Sus ojos empezaron a adaptarse pronto al destello turbio y tenue de los faroles. Por la luz pálida de antorchas lejanas, pudo distinguir las series de criptas distantes situadas a cada lado. La bajada se había nivelado rápidamente en el interior del amplio vestíbulo. Ráfagas de fétido aire subterráneo llegaban hasta ellos transportando numerosos olores: humo, sudor, moho, hedor de bestias. Había un gran ajetreo, largas colas de personas y animales de carga yendo y viniendo en una docena de direcciones. La ancha avenida conocida como la vía Subterránea se extendía ante ellos, y una miríada de pasadizos subsidiarios más angostos se ramificaban a derecha e izquierda. Fausto vio una vez más los pilares, los arcos y las crujías que le eran familiares, los muros curvos de ladrillo de un cálido dorado, los sólidos pilares de piedra labrada y los innumerables huecos detrás de ellos. En seguida, la oscuridad de este mundo sombrío resultó menos sofocante. Echó una mirada al griego. Los rasgos poco expresivos de Menandros estaban cargados de excitación. Las narinas le temblaban, sus labios se fruncían. Tenía la expresión de un chiquillo al que llevaban por vez primera a ver los combates de gladiadores. Casi parecía un niño entre tres adultos crecidos, una figura endeble y diminuta al lado del esbelto y alto Maximiliano, el recio bar-Heap y el macizo y rollizo Fausto.

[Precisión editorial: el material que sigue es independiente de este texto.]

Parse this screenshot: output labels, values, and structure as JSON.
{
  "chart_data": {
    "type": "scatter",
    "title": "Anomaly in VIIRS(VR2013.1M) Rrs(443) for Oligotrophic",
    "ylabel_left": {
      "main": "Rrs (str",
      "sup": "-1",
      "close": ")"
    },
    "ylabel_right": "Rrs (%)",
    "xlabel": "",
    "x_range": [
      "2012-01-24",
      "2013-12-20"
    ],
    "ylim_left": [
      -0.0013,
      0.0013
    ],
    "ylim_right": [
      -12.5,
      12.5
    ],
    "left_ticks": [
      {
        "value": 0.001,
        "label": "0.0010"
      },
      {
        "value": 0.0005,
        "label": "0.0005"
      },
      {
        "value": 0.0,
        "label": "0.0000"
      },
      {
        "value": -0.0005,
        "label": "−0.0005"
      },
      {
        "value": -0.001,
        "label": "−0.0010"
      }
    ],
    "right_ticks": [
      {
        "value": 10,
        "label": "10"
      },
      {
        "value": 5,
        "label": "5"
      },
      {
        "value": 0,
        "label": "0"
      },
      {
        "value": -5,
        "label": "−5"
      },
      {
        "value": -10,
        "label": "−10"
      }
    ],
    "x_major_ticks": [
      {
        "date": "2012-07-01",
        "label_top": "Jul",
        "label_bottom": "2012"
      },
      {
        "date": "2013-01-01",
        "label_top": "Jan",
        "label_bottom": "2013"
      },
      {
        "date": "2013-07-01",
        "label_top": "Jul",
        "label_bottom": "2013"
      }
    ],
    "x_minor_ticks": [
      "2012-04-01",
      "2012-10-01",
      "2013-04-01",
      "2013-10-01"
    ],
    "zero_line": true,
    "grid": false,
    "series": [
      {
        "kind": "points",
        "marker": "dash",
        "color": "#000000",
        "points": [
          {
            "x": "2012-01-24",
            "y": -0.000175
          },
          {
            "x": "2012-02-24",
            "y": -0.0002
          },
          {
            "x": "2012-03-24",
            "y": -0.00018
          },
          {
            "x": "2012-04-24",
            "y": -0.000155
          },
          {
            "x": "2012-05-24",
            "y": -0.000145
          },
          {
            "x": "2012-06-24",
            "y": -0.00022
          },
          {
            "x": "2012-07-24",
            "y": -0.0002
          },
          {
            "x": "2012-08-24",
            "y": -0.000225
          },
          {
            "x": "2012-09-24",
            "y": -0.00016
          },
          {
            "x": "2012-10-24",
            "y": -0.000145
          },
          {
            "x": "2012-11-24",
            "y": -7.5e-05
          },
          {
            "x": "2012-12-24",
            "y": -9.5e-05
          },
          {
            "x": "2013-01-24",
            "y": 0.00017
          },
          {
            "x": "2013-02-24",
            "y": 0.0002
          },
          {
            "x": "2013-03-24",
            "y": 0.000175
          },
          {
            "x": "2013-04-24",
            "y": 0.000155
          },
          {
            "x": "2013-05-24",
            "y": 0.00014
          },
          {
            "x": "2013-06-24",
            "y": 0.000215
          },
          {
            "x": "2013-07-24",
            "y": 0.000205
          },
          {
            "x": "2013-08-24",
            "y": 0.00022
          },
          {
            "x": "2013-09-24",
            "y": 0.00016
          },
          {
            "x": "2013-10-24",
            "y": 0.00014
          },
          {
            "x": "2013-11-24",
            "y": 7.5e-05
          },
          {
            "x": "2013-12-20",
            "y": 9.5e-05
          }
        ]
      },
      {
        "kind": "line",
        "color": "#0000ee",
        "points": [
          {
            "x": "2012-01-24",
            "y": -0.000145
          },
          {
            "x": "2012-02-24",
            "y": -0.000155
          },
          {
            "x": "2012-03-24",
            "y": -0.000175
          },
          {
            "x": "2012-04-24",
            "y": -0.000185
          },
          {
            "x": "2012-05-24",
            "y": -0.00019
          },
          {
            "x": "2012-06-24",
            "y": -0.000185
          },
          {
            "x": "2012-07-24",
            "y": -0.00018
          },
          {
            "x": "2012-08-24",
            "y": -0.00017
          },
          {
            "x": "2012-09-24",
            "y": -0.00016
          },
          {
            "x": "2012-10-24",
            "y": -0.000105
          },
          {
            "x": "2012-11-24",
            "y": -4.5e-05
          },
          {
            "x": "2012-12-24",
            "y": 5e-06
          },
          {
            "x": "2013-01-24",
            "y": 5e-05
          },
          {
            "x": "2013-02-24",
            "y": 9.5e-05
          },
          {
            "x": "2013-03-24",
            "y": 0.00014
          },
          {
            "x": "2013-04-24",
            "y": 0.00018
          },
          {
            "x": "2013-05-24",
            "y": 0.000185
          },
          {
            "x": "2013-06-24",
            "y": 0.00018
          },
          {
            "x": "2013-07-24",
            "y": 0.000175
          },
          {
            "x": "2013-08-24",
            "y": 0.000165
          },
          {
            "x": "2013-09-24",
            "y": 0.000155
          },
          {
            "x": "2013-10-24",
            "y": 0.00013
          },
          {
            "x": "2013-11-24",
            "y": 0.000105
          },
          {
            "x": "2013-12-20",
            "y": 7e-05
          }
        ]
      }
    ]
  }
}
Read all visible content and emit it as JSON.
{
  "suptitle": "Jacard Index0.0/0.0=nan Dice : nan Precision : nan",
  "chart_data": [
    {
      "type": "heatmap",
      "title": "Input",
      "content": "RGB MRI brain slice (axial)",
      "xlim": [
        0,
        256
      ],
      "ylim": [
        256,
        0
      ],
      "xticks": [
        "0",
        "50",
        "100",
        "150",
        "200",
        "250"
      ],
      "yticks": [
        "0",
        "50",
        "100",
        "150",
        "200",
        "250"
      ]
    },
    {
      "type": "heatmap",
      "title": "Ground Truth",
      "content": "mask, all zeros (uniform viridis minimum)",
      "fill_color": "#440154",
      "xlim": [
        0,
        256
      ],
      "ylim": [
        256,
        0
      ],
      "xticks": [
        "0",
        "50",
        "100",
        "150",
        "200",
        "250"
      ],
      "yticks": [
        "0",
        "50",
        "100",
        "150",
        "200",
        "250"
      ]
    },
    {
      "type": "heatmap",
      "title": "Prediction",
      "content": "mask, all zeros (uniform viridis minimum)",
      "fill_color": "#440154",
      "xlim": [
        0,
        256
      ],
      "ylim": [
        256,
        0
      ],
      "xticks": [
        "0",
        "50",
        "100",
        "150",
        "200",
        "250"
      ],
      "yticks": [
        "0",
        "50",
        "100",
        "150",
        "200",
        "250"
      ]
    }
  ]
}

—¿Qué es eso? —preguntó Menandros, señalando el enorme relieve de mármol de un busto con barbas, que sobresalía en el muro que tenían enfrente. Desde arriba se proyectaba sobre él un haz de luz procedente de una de las aberturas que perforaban el techo abovedado, iluminando los rasgos tallados con una aureola fantasmagórica.

—Es un dios —respondió bar-Heap desde atrás, con cierto tono de desdén en la voz—. Un emperador lo puso allí hace muchos años. Quizá sea uno de los suyos, o quizá uno de Siria. Le llamamos el Júpiter de las cavernas.

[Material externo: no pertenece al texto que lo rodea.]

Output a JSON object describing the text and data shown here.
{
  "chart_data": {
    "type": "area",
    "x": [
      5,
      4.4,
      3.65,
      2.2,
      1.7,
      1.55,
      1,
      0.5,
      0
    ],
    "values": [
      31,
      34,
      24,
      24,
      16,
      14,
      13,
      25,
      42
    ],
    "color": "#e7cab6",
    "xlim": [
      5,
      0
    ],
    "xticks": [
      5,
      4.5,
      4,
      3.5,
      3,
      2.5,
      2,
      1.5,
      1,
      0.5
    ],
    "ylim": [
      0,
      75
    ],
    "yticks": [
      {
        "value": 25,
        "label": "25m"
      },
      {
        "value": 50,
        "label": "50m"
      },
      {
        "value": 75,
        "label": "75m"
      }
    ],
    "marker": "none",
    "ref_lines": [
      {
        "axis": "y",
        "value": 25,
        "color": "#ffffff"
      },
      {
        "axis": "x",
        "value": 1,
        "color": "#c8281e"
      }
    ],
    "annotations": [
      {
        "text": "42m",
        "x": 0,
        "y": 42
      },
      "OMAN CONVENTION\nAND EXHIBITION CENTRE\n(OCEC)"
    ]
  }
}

El hebreo alzó su farol muy por encima de la cabeza para proporcionar una fuente complementaria de luz a aquel poderoso perfil, el gran ojo escrutador, el gran oído que todo lo oye, los labios amenazadoramente separados, la exuberante y ensortijada barba, más espesa incluso que la suya. Por encima del ojo no quedaba nada y tampoco por debajo de la barba; era un único y colosal fragmento que parecía inconcebiblemente antiguo, una perturbadora reliquia de alguna era pasada.

—¡Ave Júpiter! —dijo bar-Heap con una voz retumbante, y se rió.

Pero Menandros se detuvo a examinar aquel rostro inmenso y sombrío y tomó nota mental del altar de mármol, terso por el desgaste del contacto de manos devotas, y refulgente por la luz que irradiaban las velas dispuestas en el borde de la parte inferior. Al lado, en un nicho, había huesos carbonizados, restos de recientes sacrificios.

Maximiliano le hizo señas con gestos imperiosos e impacientes para que continuase.

—Esto es sólo el principio —dijo el cesar—. Hay muchas millas por delante.

—Sí, sí, por supuesto —dijo el griego—. Pero aun así…, todo esto es tan nuevo para mí… tan extraño…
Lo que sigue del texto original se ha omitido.